L’enlisement de la Russie en Ukraine et la guerre entre arméniens et azéris ont naturellement conduits les États du monde turc à se rapprocher. Malgré des différences culturelles et des intérêts stratégiques parfois divergents, ce passé commun est peut-être le socle d’une nouvelle donne géopolitique. Par Kuat Dombay, expert géopolitique kazakhstanais. 

Il y a trois ans à peine, l’idée de voir les États turcophones créer une unité politique forte semblait fantasmagorique, mais les résultats de la guerre entre l’Azerbaïdjan et l’Arménie et l’affaiblissement des positions de la Russie en Asie centrale (à la suite de la guerre avec l’Ukraine) ont redonné à l’idée du monde turc une forme plus tangible aujourd’hui. L’idée de « Turan » (mot ancien désignant les terres turques communes de l’Eurasie centrale) gagne rapidement en popularité parmi les pays et, l’année dernière, les présidents de la Turquie, du Kazakhstan, de l’Azerbaïdjan, du Kirghizstan et de l’Ouzbékistan ont annoncé, lors de leur sommet à Samarkand, la transformation du Conseil turc en Organisation des États turcs (OET). Dans quelle mesure l’OET peut-elle favoriser l’intégration des États turcophones ?
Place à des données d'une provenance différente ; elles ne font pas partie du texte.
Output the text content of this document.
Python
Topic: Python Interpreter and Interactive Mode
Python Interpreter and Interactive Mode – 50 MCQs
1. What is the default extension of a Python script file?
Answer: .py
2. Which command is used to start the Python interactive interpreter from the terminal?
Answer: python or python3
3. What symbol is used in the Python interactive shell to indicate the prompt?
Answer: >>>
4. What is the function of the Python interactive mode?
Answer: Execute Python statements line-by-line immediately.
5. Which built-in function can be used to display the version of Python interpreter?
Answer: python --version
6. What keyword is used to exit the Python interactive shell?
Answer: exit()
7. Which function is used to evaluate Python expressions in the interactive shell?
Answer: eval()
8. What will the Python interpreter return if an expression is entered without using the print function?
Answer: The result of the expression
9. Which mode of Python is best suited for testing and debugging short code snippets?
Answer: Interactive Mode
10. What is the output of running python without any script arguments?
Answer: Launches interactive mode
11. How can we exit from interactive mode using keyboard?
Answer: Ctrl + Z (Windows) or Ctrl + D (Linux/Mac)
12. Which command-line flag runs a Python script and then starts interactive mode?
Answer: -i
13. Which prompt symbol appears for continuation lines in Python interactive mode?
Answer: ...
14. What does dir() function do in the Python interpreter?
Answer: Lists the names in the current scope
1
L’intégration des pays turcs a commencé immédiatement après l’effondrement de l’Union soviétique, la Turquie étant la première à reconnaître l’indépendance des nouveaux États turcs d’Asie centrale et du Caucase. En 1992, les premiers sommets ont été organisés par Suleiman Demirel, alors premier ministre turc, mais l’initiative s’est rapidement évaporée en raison de la prévalence russe dans la région et de l’abandon de l’initiative par le président de l’Ouzbékistan, Karimov. L’idée de créer une Union turque n’a pris une première forme organisationnelle qu’en 2009 avec l’accord de Nakhichevan signé par le Kazakhstan, la Turquie, l’Azerbaïdjan et le Kirghizstan et la création du Conseil des pays de langue turque.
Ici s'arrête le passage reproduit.